Oui, car quand on regarde les études épidémiologiques depuis 2010, on constate une accélération parmi les populations concernées, au premier rang desquelles se trouve la catégorie des HSH [hommes ayant des relations sexuelles avec des hommes, ndlr].On est passé de 6 % des populations concernées touchées par le chemsex à une prévalence qui se rapproche de 50 %, selon comment sont réalisées les études : dans des cliniques de prévention des infections sexuellement transmissibles et de santé sexuelle, chez des utilisateurs de PrEP [un traitement de prévention pour éviter l’infection par le VIH], etc. Si le phénomène explose, il faut souligner que la grande majorité des patients cherche une aide, à suivre un parcours de soins.

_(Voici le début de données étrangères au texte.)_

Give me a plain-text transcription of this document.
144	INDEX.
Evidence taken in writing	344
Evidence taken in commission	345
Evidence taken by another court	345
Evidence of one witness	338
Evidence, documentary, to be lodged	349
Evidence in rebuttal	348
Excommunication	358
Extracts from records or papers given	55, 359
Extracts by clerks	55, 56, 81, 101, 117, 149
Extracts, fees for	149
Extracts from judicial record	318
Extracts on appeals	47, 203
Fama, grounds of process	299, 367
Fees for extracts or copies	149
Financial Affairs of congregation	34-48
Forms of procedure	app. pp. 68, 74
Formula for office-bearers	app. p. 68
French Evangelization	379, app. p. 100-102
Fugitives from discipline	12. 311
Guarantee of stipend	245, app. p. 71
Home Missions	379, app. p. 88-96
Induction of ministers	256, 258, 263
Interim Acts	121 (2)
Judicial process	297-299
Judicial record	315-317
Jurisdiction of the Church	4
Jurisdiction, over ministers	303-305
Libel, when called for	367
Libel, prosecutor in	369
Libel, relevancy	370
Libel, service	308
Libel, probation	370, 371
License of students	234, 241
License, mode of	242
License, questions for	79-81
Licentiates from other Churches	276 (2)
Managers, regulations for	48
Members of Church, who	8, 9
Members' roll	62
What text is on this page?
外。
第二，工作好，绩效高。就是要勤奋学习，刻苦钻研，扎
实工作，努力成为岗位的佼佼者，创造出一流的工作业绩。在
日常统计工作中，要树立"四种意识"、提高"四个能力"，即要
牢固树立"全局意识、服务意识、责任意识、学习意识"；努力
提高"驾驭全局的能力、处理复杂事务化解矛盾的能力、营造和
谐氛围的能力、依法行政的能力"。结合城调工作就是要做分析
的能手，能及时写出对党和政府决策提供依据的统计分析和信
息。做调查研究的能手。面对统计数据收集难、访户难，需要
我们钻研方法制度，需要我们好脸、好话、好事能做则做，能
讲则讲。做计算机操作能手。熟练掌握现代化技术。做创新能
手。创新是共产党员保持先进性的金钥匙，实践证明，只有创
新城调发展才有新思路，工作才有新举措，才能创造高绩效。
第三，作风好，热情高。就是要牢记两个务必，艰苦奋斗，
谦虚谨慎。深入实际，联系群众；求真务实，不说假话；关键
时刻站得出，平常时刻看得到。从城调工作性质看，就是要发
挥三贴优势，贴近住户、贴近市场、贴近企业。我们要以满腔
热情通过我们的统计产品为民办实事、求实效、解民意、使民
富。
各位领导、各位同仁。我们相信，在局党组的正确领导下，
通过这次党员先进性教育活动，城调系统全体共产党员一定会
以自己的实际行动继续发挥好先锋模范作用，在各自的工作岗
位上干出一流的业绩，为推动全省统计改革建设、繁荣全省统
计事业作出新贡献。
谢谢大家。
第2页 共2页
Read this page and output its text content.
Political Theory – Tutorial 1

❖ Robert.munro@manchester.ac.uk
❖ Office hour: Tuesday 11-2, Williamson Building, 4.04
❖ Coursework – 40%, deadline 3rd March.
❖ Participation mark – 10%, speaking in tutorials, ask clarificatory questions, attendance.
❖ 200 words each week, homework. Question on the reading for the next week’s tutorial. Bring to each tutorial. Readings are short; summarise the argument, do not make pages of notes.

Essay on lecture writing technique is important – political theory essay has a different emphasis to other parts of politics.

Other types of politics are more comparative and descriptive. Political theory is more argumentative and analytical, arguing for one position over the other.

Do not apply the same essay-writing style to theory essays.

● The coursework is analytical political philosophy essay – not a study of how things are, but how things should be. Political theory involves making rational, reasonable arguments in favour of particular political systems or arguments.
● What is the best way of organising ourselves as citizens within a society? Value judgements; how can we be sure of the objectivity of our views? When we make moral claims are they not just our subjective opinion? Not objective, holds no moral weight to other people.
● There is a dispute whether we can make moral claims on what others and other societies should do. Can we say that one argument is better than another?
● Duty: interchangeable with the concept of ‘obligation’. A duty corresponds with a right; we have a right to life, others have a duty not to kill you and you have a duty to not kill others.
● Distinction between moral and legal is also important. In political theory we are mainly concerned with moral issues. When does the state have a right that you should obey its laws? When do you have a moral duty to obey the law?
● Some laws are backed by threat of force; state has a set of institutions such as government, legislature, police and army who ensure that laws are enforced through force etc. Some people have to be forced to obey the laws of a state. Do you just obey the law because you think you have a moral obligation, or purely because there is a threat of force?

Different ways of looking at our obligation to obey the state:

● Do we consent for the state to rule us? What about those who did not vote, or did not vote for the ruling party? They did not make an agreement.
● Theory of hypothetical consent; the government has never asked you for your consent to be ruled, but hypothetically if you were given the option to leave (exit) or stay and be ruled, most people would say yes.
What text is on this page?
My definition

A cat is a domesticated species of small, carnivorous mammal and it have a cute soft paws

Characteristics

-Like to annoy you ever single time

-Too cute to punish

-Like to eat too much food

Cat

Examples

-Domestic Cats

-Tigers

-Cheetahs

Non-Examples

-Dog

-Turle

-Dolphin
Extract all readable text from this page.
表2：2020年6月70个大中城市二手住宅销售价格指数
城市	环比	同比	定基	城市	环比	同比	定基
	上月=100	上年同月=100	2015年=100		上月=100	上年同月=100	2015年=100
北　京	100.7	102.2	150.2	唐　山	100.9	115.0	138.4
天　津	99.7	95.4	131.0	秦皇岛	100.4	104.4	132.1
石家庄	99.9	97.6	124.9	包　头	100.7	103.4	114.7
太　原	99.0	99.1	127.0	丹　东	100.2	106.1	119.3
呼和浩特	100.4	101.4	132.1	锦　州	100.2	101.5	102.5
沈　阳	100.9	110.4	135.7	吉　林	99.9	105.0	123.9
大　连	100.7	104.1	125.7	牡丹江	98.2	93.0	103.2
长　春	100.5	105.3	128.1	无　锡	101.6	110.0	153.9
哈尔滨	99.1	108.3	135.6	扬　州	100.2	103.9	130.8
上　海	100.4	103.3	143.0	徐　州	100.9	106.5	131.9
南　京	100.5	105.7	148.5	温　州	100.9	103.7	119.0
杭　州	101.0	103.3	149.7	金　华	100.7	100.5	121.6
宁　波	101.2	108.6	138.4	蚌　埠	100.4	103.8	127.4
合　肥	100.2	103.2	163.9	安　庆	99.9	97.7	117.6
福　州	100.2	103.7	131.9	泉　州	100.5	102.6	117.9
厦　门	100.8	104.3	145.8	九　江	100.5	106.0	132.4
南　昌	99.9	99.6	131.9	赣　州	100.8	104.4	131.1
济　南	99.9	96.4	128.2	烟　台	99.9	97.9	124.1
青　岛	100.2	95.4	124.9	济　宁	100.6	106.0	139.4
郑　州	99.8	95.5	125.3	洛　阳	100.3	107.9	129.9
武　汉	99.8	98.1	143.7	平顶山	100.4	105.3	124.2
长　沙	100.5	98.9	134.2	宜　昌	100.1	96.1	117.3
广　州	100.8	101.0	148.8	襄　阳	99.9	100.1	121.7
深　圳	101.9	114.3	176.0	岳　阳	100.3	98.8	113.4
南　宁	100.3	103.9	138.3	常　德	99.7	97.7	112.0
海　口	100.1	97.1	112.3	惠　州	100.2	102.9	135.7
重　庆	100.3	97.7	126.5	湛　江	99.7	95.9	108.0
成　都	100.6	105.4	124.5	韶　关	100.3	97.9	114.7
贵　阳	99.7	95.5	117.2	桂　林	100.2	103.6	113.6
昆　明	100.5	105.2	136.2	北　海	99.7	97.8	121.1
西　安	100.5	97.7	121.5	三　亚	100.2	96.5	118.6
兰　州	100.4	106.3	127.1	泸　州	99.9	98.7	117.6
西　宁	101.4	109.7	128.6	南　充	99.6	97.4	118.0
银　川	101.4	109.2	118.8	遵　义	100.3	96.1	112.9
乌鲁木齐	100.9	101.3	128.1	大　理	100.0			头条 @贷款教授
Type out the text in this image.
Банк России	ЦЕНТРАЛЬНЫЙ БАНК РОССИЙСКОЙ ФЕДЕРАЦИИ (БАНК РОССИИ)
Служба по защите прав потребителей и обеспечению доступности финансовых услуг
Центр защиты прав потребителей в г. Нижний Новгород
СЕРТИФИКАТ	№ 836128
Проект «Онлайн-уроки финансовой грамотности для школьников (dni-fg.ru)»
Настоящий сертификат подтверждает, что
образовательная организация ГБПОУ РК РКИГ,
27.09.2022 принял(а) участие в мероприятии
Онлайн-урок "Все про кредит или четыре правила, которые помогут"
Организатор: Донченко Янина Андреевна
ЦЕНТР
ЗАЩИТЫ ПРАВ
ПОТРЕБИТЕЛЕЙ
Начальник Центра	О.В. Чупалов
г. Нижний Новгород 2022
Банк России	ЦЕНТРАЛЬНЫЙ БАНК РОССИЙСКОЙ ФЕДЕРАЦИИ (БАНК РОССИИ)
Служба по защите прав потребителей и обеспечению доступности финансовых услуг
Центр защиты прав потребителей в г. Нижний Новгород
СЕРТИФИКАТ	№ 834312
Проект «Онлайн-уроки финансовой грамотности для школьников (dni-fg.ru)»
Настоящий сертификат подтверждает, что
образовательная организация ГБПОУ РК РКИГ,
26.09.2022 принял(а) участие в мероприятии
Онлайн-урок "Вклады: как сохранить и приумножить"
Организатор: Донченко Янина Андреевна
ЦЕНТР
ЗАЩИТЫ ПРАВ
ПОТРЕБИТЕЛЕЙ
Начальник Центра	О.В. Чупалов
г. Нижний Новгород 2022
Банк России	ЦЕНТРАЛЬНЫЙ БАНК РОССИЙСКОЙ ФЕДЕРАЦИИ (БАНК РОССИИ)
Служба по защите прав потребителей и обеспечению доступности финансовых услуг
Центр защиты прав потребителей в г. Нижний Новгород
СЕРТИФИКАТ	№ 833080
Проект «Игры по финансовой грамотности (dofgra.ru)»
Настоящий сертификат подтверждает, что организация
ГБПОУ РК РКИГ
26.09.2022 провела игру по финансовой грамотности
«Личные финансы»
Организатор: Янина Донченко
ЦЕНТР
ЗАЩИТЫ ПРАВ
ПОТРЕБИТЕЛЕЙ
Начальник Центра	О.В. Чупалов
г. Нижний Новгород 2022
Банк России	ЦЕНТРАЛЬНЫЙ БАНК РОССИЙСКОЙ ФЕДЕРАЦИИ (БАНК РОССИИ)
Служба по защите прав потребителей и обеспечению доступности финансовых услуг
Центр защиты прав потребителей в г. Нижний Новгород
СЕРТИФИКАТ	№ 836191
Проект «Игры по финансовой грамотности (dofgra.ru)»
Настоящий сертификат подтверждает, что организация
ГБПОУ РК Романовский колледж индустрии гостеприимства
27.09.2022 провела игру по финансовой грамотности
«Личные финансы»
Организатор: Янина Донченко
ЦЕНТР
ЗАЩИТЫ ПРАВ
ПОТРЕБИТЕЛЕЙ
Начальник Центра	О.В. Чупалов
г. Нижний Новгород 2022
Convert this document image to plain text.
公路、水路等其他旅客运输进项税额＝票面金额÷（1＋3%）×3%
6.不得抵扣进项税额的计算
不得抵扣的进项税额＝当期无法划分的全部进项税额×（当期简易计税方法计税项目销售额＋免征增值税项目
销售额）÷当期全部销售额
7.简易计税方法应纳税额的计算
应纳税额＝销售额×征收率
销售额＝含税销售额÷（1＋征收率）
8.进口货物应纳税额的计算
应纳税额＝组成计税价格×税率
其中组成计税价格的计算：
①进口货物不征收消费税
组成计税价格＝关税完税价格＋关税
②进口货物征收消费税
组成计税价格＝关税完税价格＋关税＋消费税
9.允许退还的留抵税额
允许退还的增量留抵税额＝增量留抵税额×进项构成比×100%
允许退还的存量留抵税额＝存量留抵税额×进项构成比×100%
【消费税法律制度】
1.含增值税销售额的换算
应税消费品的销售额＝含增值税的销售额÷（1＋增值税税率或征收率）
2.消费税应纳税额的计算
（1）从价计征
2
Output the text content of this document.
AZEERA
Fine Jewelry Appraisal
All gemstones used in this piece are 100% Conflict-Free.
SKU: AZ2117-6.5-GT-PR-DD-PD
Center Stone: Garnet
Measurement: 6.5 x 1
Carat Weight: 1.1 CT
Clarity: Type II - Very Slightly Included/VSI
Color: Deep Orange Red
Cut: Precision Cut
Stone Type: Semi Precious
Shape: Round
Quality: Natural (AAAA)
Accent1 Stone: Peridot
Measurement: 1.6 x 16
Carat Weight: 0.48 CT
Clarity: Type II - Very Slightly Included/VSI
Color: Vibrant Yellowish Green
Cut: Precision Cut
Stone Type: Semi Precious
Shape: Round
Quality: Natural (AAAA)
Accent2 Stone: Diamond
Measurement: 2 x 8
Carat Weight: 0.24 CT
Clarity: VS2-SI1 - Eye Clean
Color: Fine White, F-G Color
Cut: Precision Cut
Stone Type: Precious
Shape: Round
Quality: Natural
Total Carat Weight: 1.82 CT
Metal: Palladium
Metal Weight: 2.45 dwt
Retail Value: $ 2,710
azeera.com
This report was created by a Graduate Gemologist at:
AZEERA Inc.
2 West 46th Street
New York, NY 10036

Ils sont très actifs dans cette mobilisation-là et sont soutenus par les associations communautaires.

Spécialistes et associations alertent sur le chemsex depuis une dizaine d’années. Quelles ont été les étapes de cette prise en charge progressive ?

On la doit souvent à la mobilisation des soignants dans les centres et services concernés, grâce à la création de réseaux transverses. A l’hôpital Saint-Louis [Xe arrondissement de Paris], nous avons travaillé avec les pionniers de la Dean Street Clinic, à Londres, qui soulignaient que les patients adhéraient mieux aux soins quand ceux-ci étaient proposés dans un lieu où ils sont déjà suivis pour leur santé sexuelle. Il y a de nombreux professionnels impliqués autour du chemsex. Si on aborde le problème par l’angle des produits, c’est l’addictologue ; par l’angle de la sexualité, c’est le sexologue ; si enfin c’est par l’angle de la complexité psychique de la personne, c’est le psychothérapeute. La connaissance et l’éducation autour d’un phénomène nouveau sont toujours difficiles à assimiler par le système, mais nous avons réussi à rassembler ces disciplines. Dans notre hôpital, plusieurs centaines de personnes n’ayant jamais consulté à ce sujet ont été intégrées à ce parcours de soins durant les quatre dernières années.

L’exposition médiatique récente du chemsex pourrait-elle permettre d’accélérer la prise en charge ?

Le chemsex a eu un tel développement qu’il a fait l’objet d’un rapport commandé par le ministre de la Santé en 2022. Il y a un décalage entre la connaissance de ce phénomène par les spécialistes qui s’y consacrent depuis bientôt dix ans et une partie du public qui vient seulement de découvrir le sujet. C’est une problématique complexe qui ne souffre pas les raccourcis et la simplification à outrance.

La littérature scientifique identifie l’homophobie comme une cause manifeste de ces addictions. Pourquoi ?

Il y a un lien décrit entre les messages que la société véhicule, même implicitement, et l’intériorisation négative qui peut en être faite par les personnes concernées. Dans leur développement psychosexuel, les personnes homosexuelles peuvent ne pas bénéficier des informations nécessaires pour se repérer dans leurs propres questionnements. Pendant la période cruciale où ils vont se poser tant de questions sexuelles et affectives, Internet va être un lieu majeur d’information, qui peut les confronter trop directement à un rapport performatif dans la sexualité. Par la suite, les produits rencontrés peuvent conduire ou maintenir dans cette dimension de «performance». Mais très souvent, les patients cherchent à retrouver leur rapport à leurs émotions et à leurs désirs dans des relations pleinement consenties, où le produit peut alors céder la place.